Looking for suggestions on yoga for back pain? Give these expert-recommended asanas a try for gradual relief.
Our lives are way too sedentary now, especially post the pandemic. Long hours of Zoom meetings and furiously typing those emails, while managing household chores has been rather hard, leaving us with barely any time to move our bodies. No wonder, sciatica pain has become a huge problem. Every other person complains of shooting pain in the back, so what do we really do? Well, just like other health issues, you can leverage the power of yoga for back pain.
In her recent Instagram post, fitness expert Juhi Kapoor has shared a few tips to deal with sciatica pain:
1. Sitting long hours in one position should be avoided. One should take a quick stroll in intervals and maintain movement.
2. It is also important to maintain a good exercise regime, which is suitable for sciatica. This can greatly help in dealing with the trouble.
3. Maintaining the right weight for the individual is important, in order to avoid any kind of chronic pain.
4. Breathing exercises and meditation can also help in dealing with the trouble.

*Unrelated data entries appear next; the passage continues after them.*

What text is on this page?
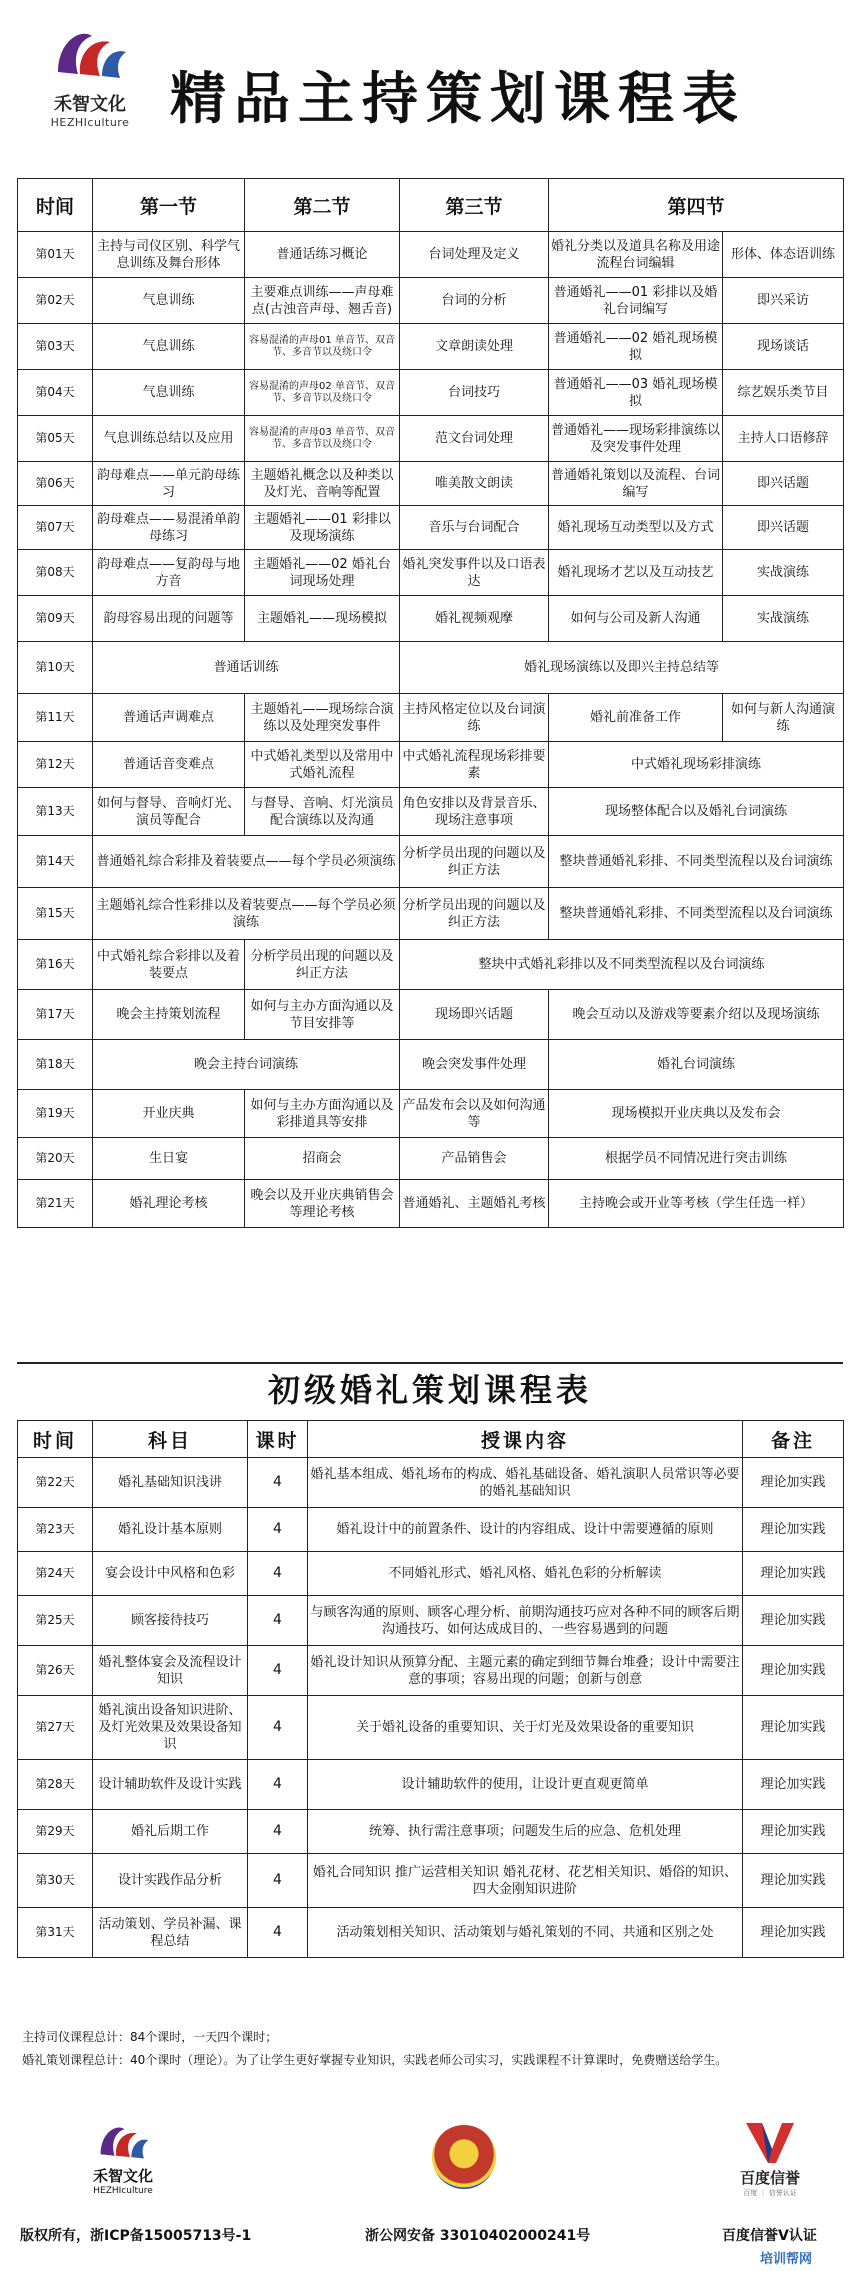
禾智文化
HEZHIculture 精品主持策划课程表
时间	第一节	第二节	第三节	第四节	
第01天	主持与司仪区别、科学气息训练及舞台形体	普通话练习概论	台词处理及定义	婚礼分类以及道具名称及用途 流程台词编辑	形体、体态语训练
第02天	气息训练	主要难点训练——声母难点(古浊音声母、翘舌音)	台词的分析	普通婚礼——01 彩排以及婚礼台词编写	即兴采访
第03天	气息训练	容易混淆的声母01 单音节、双音节、多音节以及绕口令	文章朗读处理	普通婚礼——02 婚礼现场模拟	现场谈话
第04天	气息训练	容易混淆的声母02 单音节、双音节、多音节以及绕口令	台词技巧	普通婚礼——03 婚礼现场模拟	综艺娱乐类节目
第05天	气息训练总结以及应用	容易混淆的声母03 单音节、双音节、多音节以及绕口令	范文台词处理	普通婚礼——现场彩排演练以及突发事件处理	主持人口语修辞
第06天	韵母难点——单元韵母练习	主题婚礼概念以及种类以及灯光、音响等配置	唯美散文朗读	普通婚礼策划以及流程、台词编写	即兴话题
第07天	韵母难点——易混淆单韵母练习	主题婚礼——01 彩排以及现场演练	音乐与台词配合	婚礼现场互动类型以及方式	即兴话题
第08天	韵母难点——复韵母与地方音	主题婚礼——02 婚礼台词现场处理	婚礼突发事件以及口语表达	婚礼现场才艺以及互动技艺	实战演练
第09天	韵母容易出现的问题等	主题婚礼——现场模拟	婚礼视频观摩	如何与公司及新人沟通	实战演练
第10天	普通话训练		婚礼现场演练以及即兴主持总结等		
第11天	普通话声调难点	主题婚礼——现场综合演练以及处理突发事件	主持风格定位以及台词演练	婚礼前准备工作	如何与新人沟通演练
第12天	普通话音变难点	中式婚礼类型以及常用中式婚礼流程	中式婚礼流程现场彩排要素	中式婚礼现场彩排演练	
第13天	如何与督导、音响灯光、演员等配合	与督导、音响、灯光演员配合演练以及沟通	角色安排以及背景音乐、现场注意事项	现场整体配合以及婚礼台词演练	
第14天	普通婚礼综合彩排及着装要点——每个学员必须演练		分析学员出现的问题以及纠正方法	整块普通婚礼彩排、不同类型流程以及台词演练	
第15天	主题婚礼综合性彩排以及着装要点——每个学员必须演练		分析学员出现的问题以及纠正方法	整块普通婚礼彩排、不同类型流程以及台词演练	
第16天	中式婚礼综合彩排以及着装要点	分析学员出现的问题以及纠正方法	整块中式婚礼彩排以及不同类型流程以及台词演练		
第17天	晚会主持策划流程	如何与主办方面沟通以及节目安排等	现场即兴话题	晚会互动以及游戏等要素介绍以及现场演练	
第18天	晚会主持台词演练		晚会突发事件处理	婚礼台词演练	
第19天	开业庆典	如何与主办方面沟通以及彩排道具等安排	产品发布会以及如何沟通等	现场模拟开业庆典以及发布会	
第20天	生日宴	招商会	产品销售会	根据学员不同情况进行突击训练	
第21天	婚礼理论考核	晚会以及开业庆典销售会等理论考核	普通婚礼、主题婚礼考核	主持晚会或开业等考核（学生任选一样）	
初级婚礼策划课程表
时间	科目	课时	授课内容	备注
第22天	婚礼基础知识浅讲	4	婚礼基本组成、婚礼场布的构成、婚礼基础设备、婚礼演职人员常识等必要的婚礼基础知识	理论加实践
第23天	婚礼设计基本原则	4	婚礼设计中的前置条件、设计的内容组成、设计中需要遵循的原则	理论加实践
第24天	宴会设计中风格和色彩	4	不同婚礼形式、婚礼风格、婚礼色彩的分析解读	理论加实践
第25天	顾客接待技巧	4	与顾客沟通的原则、顾客心理分析、前期沟通技巧应对各种不同的顾客后期沟通技巧、如何达成成目的、一些容易遇到的问题	理论加实践
第26天	婚礼整体宴会及流程设计知识	4	婚礼设计知识从预算分配、主题元素的确定到细节舞台堆叠；设计中需要注意的事项；容易出现的问题；创新与创意	理论加实践
第27天	婚礼演出设备知识进阶、及灯光效果及效果设备知识	4	关于婚礼设备的重要知识、关于灯光及效果设备的重要知识	理论加实践
第28天	设计辅助软件及设计实践	4	设计辅助软件的使用，让设计更直观更简单	理论加实践
第29天	婚礼后期工作	4	统筹、执行需注意事项；问题发生后的应急、危机处理	理论加实践
第30天	设计实践作品分析	4	婚礼合同知识 推广运营相关知识 婚礼花材、花艺相关知识、婚俗的知识、四大金刚知识进阶	理论加实践
第31天	活动策划、学员补漏、课程总结	4	活动策划相关知识、活动策划与婚礼策划的不同、共通和区别之处	理论加实践
主持司仪课程总计：84个课时，一天四个课时；
婚礼策划课程总计：40个课时（理论）。为了让学生更好掌握专业知识，实践老师公司实习，实践课程不计算课时，免费赠送给学生。
禾智文化
HEZHIculture
百度信誉
百度 ｜ 信誉认证
版权所有，浙ICP备15005713号-1	浙公网安备 33010402000241号	百度信誉V认证
培训帮网
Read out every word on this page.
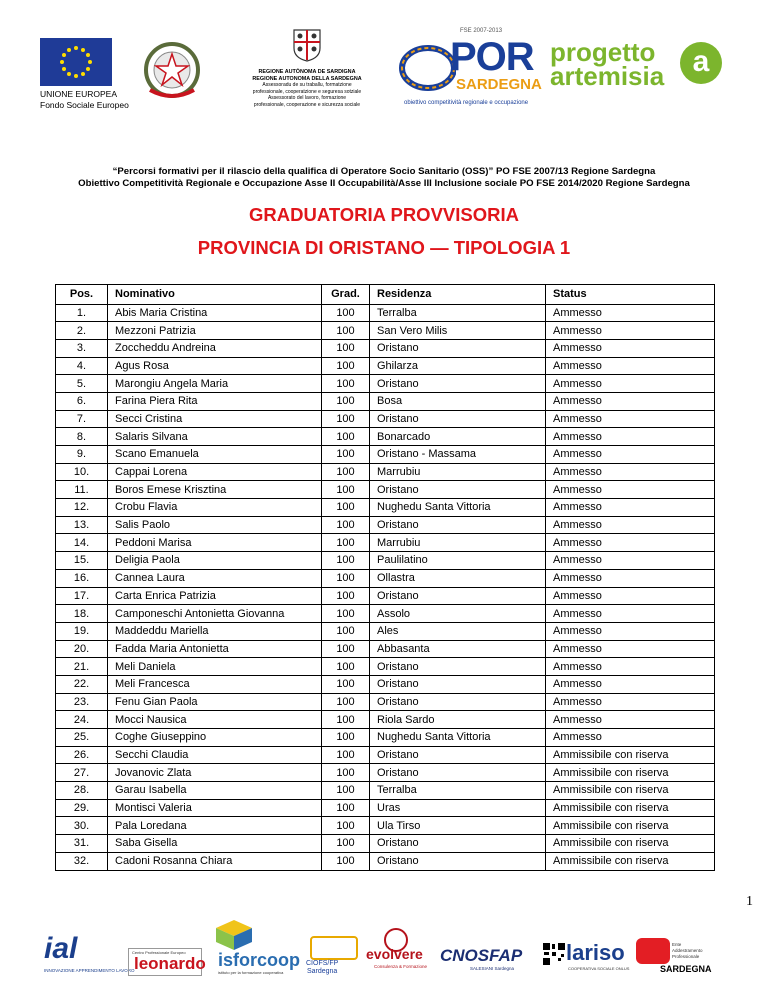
UNIONE EUROPEA
Fondo Sociale Europeo
REGIONE AUTÒNOMA DE SARDIGNA
REGIONE AUTONOMA DELLA SARDEGNA
Assessoradu de su traballu, formatzione professionale, cooperatzione e seguresa sotziale
Assessorato del lavoro, formazione professionale, cooperazione e sicurezza sociale
FSE 2007-2013
POR
SARDEGNA
obiettivo competitività regionale e occupazione
progetto
artemisia a
“Percorsi formativi per il rilascio della qualifica di Operatore Socio Sanitario (OSS)” PO FSE 2007/13 Regione Sardegna
Obiettivo Competitività Regionale e Occupazione Asse II Occupabilità/Asse III Inclusione sociale PO FSE 2014/2020 Regione Sardegna
GRADUATORIA PROVVISORIA
PROVINCIA DI ORISTANO — TIPOLOGIA 1
Pos.	Nominativo	Grad.	Residenza	Status
1.	Abis Maria Cristina	100	Terralba	Ammesso
2.	Mezzoni Patrizia	100	San Vero Milis	Ammesso
3.	Zoccheddu Andreina	100	Oristano	Ammesso
4.	Agus Rosa	100	Ghilarza	Ammesso
5.	Marongiu Angela Maria	100	Oristano	Ammesso
6.	Farina Piera Rita	100	Bosa	Ammesso
7.	Secci Cristina	100	Oristano	Ammesso
8.	Salaris Silvana	100	Bonarcado	Ammesso
9.	Scano Emanuela	100	Oristano - Massama	Ammesso
10.	Cappai Lorena	100	Marrubiu	Ammesso
11.	Boros Emese Krisztina	100	Oristano	Ammesso
12.	Crobu Flavia	100	Nughedu Santa Vittoria	Ammesso
13.	Salis Paolo	100	Oristano	Ammesso
14.	Peddoni Marisa	100	Marrubiu	Ammesso
15.	Deligia Paola	100	Paulilatino	Ammesso
16.	Cannea Laura	100	Ollastra	Ammesso
17.	Carta Enrica Patrizia	100	Oristano	Ammesso
18.	Camponeschi Antonietta Giovanna	100	Assolo	Ammesso
19.	Maddeddu Mariella	100	Ales	Ammesso
20.	Fadda Maria Antonietta	100	Abbasanta	Ammesso
21.	Meli Daniela	100	Oristano	Ammesso
22.	Meli Francesca	100	Oristano	Ammesso
23.	Fenu Gian Paola	100	Oristano	Ammesso
24.	Mocci Nausica	100	Riola Sardo	Ammesso
25.	Coghe Giuseppino	100	Nughedu Santa Vittoria	Ammesso
26.	Secchi Claudia	100	Oristano	Ammissibile con riserva
27.	Jovanovic Zlata	100	Oristano	Ammissibile con riserva
28.	Garau Isabella	100	Terralba	Ammissibile con riserva
29.	Montisci Valeria	100	Uras	Ammissibile con riserva
30.	Pala Loredana	100	Ula Tirso	Ammissibile con riserva
31.	Saba Gisella	100	Oristano	Ammissibile con riserva
32.	Cadoni Rosanna Chiara	100	Oristano	Ammissibile con riserva
1
ial
INNOVAZIONE APPRENDIMENTO LAVORO
Centro Professionale Europeo
leonardo isforcoop
istituto per la formazione cooperativa
CIOFS/FP
Sardegna
evolvere
Consulenza & Formazione
CNOSFAP
SALESIANI Sardegna
lariso
COOPERATIVA SOCIALE ONLUS
Ente
Addestramento
Professionale
SARDEGNA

But you need to have a positive approach to see any results.
Here are some yoga poses for back pain:
These poses are also helpful to deal with poor posture, to reduce lower back pain and to help improve body posture, along with mood swings.
1. Sphinx pose
* Lie on your belly, with your legs on the side.
* Your tailbone should be toward your pubis and lengthen it toward your heels.
* Rotate your thighs inward by rolling your outer thighs towards the floor.
* Lengthen your lower back and sacrum.
* Reach actively with your toes toward the wall behind you.
* Your buttocks should be firm but not clenched.
* Place your elbows under your shoulders and your forearms.
* Inhale and lift your torso, and head away from the floor into a mild backbend.
* Stay like this for a few breaths, exhale and slowly release your belly.
2. Sphinx garden pose
* Do the same steps as above.
* Keep lifting alternate legs 15-20 times.
3. Locust pose (static and dynamic)
* Hold each leg up for 15-20 seconds, after following the instructions of the sphinx pose.
Who should avoid these yoga poses for back pain?
* Anyone with lumbar or joint discomfort
* Avoid in case of cervical spondylitis
So ladies, make sure you practice these yoga poses regularly, in case you are looking to keep sciatica pain at bay!